Já dobrava para a rua decisiva, enquanto na calçada oposta um trio de jovens, um deles com o violão em mãos, cantava Jota Quest: "e se quiser saber pra onde eu vou, pra onde tenha sol, é pra lá que eu vou". De longe, avistei duas camisas de cor muito semelhante à minha. Ao descobrir o bigode conhecido de um colega universitário, rumamos juntos pelo centro. Agora três camisas de tons quase idênticos e com o mesmo voto no coração por baixo delas. Altos papos de política até o apartamento do amigo daquela noite.

De lá, aguardamos a apuração. O colega de ap. dele, reclamando de pressão desregulada, estava com um notebook para conferir o resultado do clímax dominical. Ele, também eleitor de mesma escolha, aborrecia por sua falta de emoção/expressão enquanto anunciava algo de importância comparável a um teste de DNA. E deu ela. Deu ela, sim. 95% das urnas brasileiras apuradas. E 96%. E 97, 98%. É TETRA!!!!! - infinitas exclama ações.

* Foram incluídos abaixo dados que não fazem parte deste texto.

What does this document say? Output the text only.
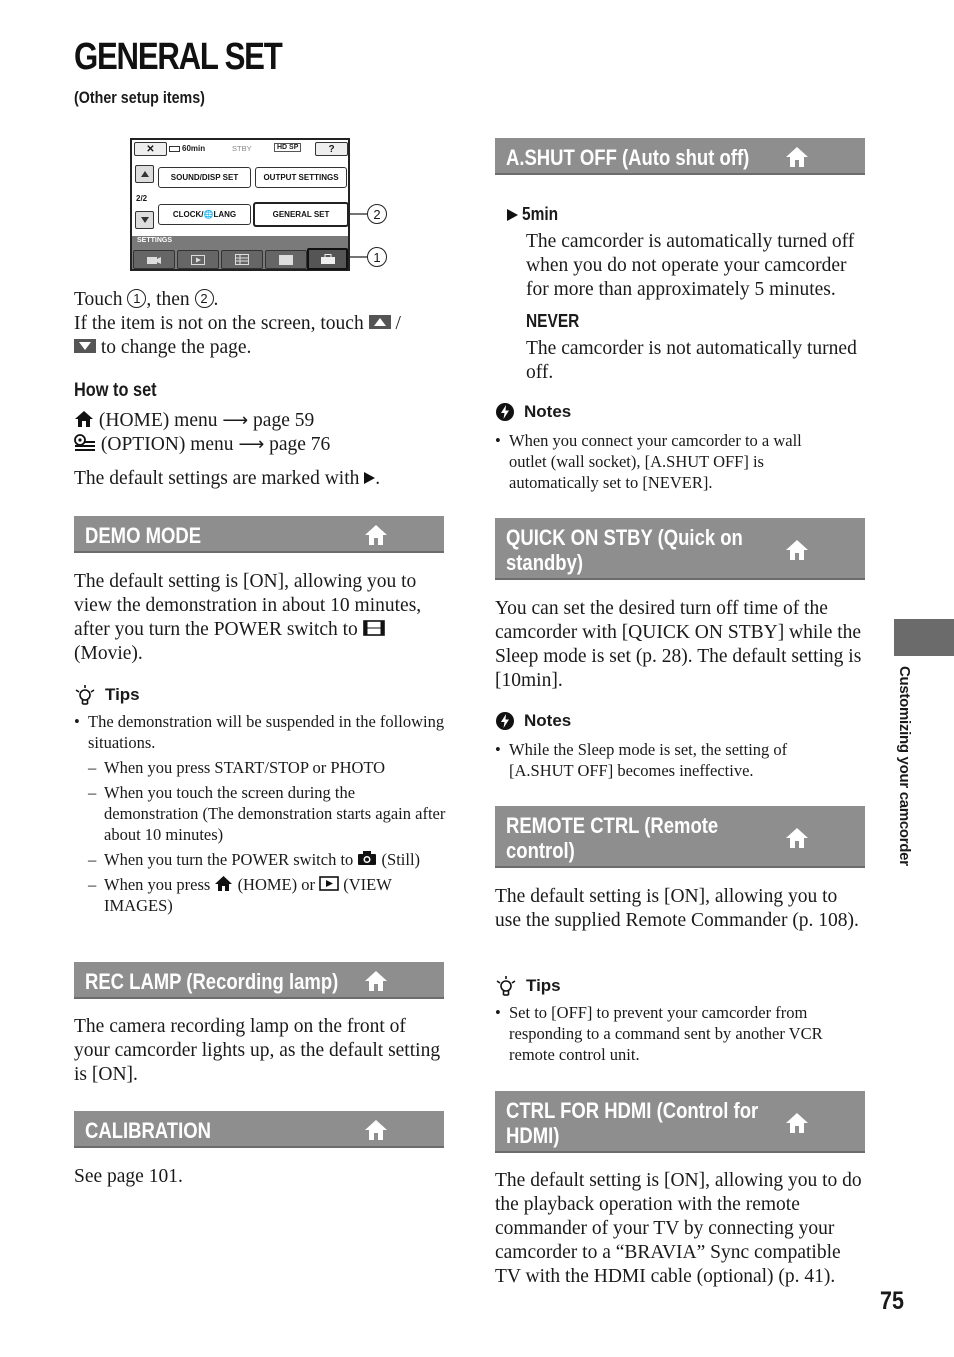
GENERAL SET
(Other setup items)
✕	60min	STBY	HD SP	?
2/2
SOUND/DISP SET	OUTPUT SETTINGS
CLOCK/🌐LANG	GENERAL SET
SETTINGS
2
1
Touch 1 , then 2 .
If the item is not on the screen, touch /
to change the page.
How to set
(HOME) menu ⟶ page 59
(OPTION) menu ⟶ page 76
The default settings are marked with .
DEMO MODE
The default setting is [ON], allowing you to view the demonstration in about 10 minutes, after you turn the POWER switch to  (Movie).
Tips
• The demonstration will be suspended in the following situations.
– When you press START/STOP or PHOTO
– When you touch the screen during the demonstration (The demonstration starts again after about 10 minutes)
– When you turn the POWER switch to (Still)
– When you press (HOME) or (VIEW IMAGES)
REC LAMP (Recording lamp)
The camera recording lamp on the front of your camcorder lights up, as the default setting is [ON].
CALIBRATION
See page 101.
A.SHUT OFF (Auto shut off)
5min
The camcorder is automatically turned off when you do not operate your camcorder for more than approximately 5 minutes.
NEVER
The camcorder is not automatically turned off.
Notes
• When you connect your camcorder to a wall outlet (wall socket), [A.SHUT OFF] is automatically set to [NEVER].
QUICK ON STBY (Quick on
standby)
You can set the desired turn off time of the camcorder with [QUICK ON STBY] while the Sleep mode is set (p. 28). The default setting is [10min].
Notes
• While the Sleep mode is set, the setting of [A.SHUT OFF] becomes ineffective.
REMOTE CTRL (Remote
control)
The default setting is [ON], allowing you to use the supplied Remote Commander (p. 108).
Tips
• Set to [OFF] to prevent your camcorder from responding to a command sent by another VCR remote control unit.
CTRL FOR HDMI (Control for
HDMI)
The default setting is [ON], allowing you to do the playback operation with the remote commander of your TV by connecting your camcorder to a “BRAVIA” Sync compatible TV with the HDMI cable (optional) (p. 41).
Customizing your camcorder
75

Papeamos mais um pouco sobre futebol interiorano gaúcho e política de parâmetro local e nacional antes de sair às ruas. O comitê, antes ocupado por somente meia dúzia de gatos pingados com o sol ainda a martelar, agora estava tomado. A quadra destinada aos satisfeitos e contentos com o resultado recém saído do forno (literalmente, pelo calor do cão).

A cuia passeou ainda mais algumas vezes por nossas mãos e a erva caliente por nossos bicos antes de acabar o conteúdo da mateira. Um papo ali e outro acolá, do outro lado do mar de bandeiras vermelhas para contextualizar o significado vitorioso. Trocar mais ideias com gente que, na ampla questão, concordava em maior grau conosco. Em meio a isso, procurei-a com olhar inquieto. Achei outras vistas apreciáveis, mas não ela. Somente os olhos e sorrisos da outra menina apareciam: a menina vitória.

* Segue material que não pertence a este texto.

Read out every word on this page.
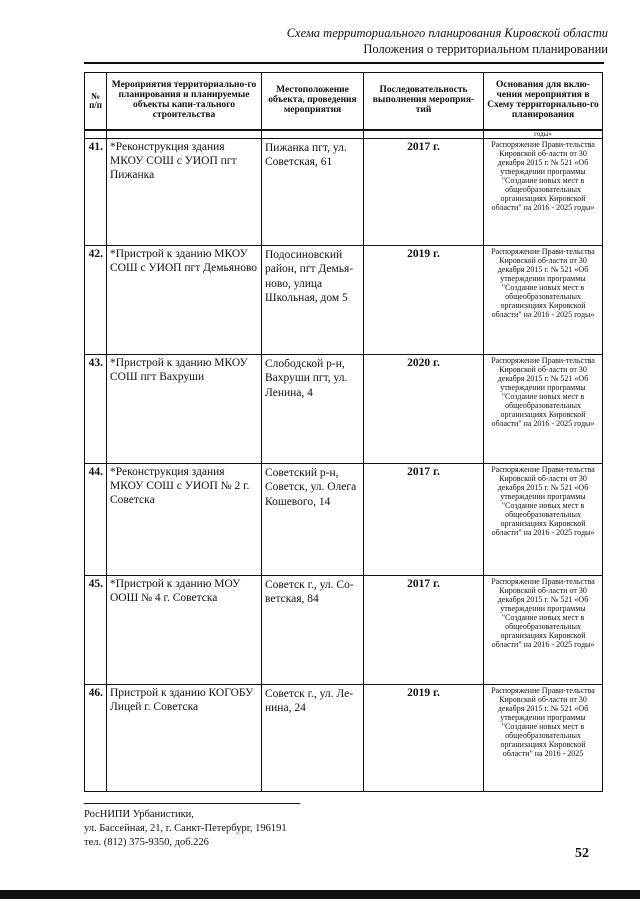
Схема территориального планирования Кировской области
Положения о территориальном планировании
№ п/п	Мероприятия территориально-го планирования и планируемые объекты капи-тального строительства	Местоположение объекта, проведения мероприятия	Последовательность выполнения мероприя-тий	Основания для вклю-чения мероприятия в Схему территориально-го планирования
				годы»
41.	*Реконструкция здания МКОУ СОШ с УИОП пгт Пижанка	Пижанка пгт, ул. Советская, 61	2017 г.	Распоряжение Прави-тельства Кировской об-ласти от 30 декабря 2015 г. № 521 «Об утверждении программы "Создание новых мест в общеобразовательных организациях Кировской области" на 2016 - 2025 годы»
42.	*Пристрой к зданию МКОУ СОШ с УИОП пгт Демьяново	Подосиновский район, пгт Демья-ново, улица Школьная, дом 5	2019 г.	Распоряжение Прави-тельства Кировской об-ласти от 30 декабря 2015 г. № 521 «Об утверждении программы "Создание новых мест в общеобразовательных организациях Кировской области" на 2016 - 2025 годы»
43.	*Пристрой к зданию МКОУ СОШ пгт Вахруши	Слободской р-н, Вахруши пгт, ул. Ленина, 4	2020 г.	Распоряжение Прави-тельства Кировской об-ласти от 30 декабря 2015 г. № 521 «Об утверждении программы "Создание новых мест в общеобразовательных организациях Кировской области" на 2016 - 2025 годы»
44.	*Реконструкция здания МКОУ СОШ с УИОП № 2 г. Советска	Советский р-н, Советск, ул. Олега Кошевого, 14	2017 г.	Распоряжение Прави-тельства Кировской об-ласти от 30 декабря 2015 г. № 521 «Об утверждении программы "Создание новых мест в общеобразовательных организациях Кировской области" на 2016 - 2025 годы»
45.	*Пристрой к зданию МОУ ООШ № 4 г. Советска	Советск г., ул. Со-ветская, 84	2017 г.	Распоряжение Прави-тельства Кировской об-ласти от 30 декабря 2015 г. № 521 «Об утверждении программы "Создание новых мест в общеобразовательных организациях Кировской области" на 2016 - 2025 годы»
46.	Пристрой к зданию КОГОБУ Лицей г. Советска	Советск г., ул. Ле-нина, 24	2019 г.	Распоряжение Прави-тельства Кировской об-ласти от 30 декабря 2015 г. № 521 «Об утверждении программы "Создание новых мест в общеобразовательных организациях Кировской области" на 2016 - 2025
РосНИПИ Урбанистики,
ул. Бассейная, 21, г. Санкт-Петербург, 196191
тел. (812) 375-9350, доб.226
52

Um papo com um paulista que hace artes visuais no pampa gaúcho e está terminando o curso. O estado de São Paulo vive a seca da água e a seca da ausência de um governador de esquerda no estado. A primeira seca recente, pega todos de calças curtas como informação bombástica. A segunda se arrasta por anos e permanece mais quatro. Mas para presidente, apesar da pequena votação lá em SP, a situação segue diferente ao Brasil. Para melhor.

Ele me conta que chegou à nossa Universidade local pelo ENEM. Foi um dos primeiros contemplados, lá em 2011, sendo a Federal da cidade uma das primeiras a aderir integralmente os ingressos pelo Exame Nacional. Agora, próximo do fim da jornada nestas terras, o jovem diz que já consegue financiar apartamento em São Paulo com o programa de assistência à moradias. Vir para cá e estudar com o dinheiro dos impostos foi possível. Voltar formado e com auxílio no custo do imóvel também é.

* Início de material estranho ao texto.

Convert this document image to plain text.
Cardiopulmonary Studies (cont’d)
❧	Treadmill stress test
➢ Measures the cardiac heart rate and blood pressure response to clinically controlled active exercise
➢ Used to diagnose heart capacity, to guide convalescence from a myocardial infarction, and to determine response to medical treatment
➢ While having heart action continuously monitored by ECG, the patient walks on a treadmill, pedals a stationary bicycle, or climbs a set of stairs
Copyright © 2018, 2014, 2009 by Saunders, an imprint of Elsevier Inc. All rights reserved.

Entre outros olhares de quem imagino boas histórias e motivos de estarem lá em comemoração, temos negros e negras, bandeira LGBT, bandeira com as cores que simbolizam as lutas femininas. Temos crianças influenciadas pelos pais. Crianças que tomara tenham um futuro melhor para seus futuros filhos. Temos motoristas de ônibus ilhados provisoriamente pelas olas embandeiradas. Uns buzinam. A maioria deles se manifesta, na verdade. Adesivos em carros do ano (?) e em bicicletas.

A cerveja de marca gaúcha desce rápido. Rápido, antes que esquente. Vejo mais crianças, mais gente alegre. Quem não pula é comparado com uma ave da fauna brasileira. A multidão começa a dispersar e me disperso em um turbilhão de assuntos e pensamentos, colecionando algumas certezas como adesivos de candidato. Assim, também volto para casa.

Os ônibus não vem, mas acerto as teclas do celular e consigo carona. Eu tenho carona, nem todos têm. Concluo, dessa campanha encerrada, que meu voto não é só por mim. É pelo estudante com o sonho das artes, é pelas empregadas e empregados que saíram a comemorar no domingo à noite, pelos LGBTs com suas bandeiras e direitos, pelo boné que vi dos sem-terra, pelas minorias sociais em geral. É por melhor condição de serviço e salário dos motoristas e passageiros de ônibus. Não é só por 20 centavos. É pela maior humanização ao meu redor.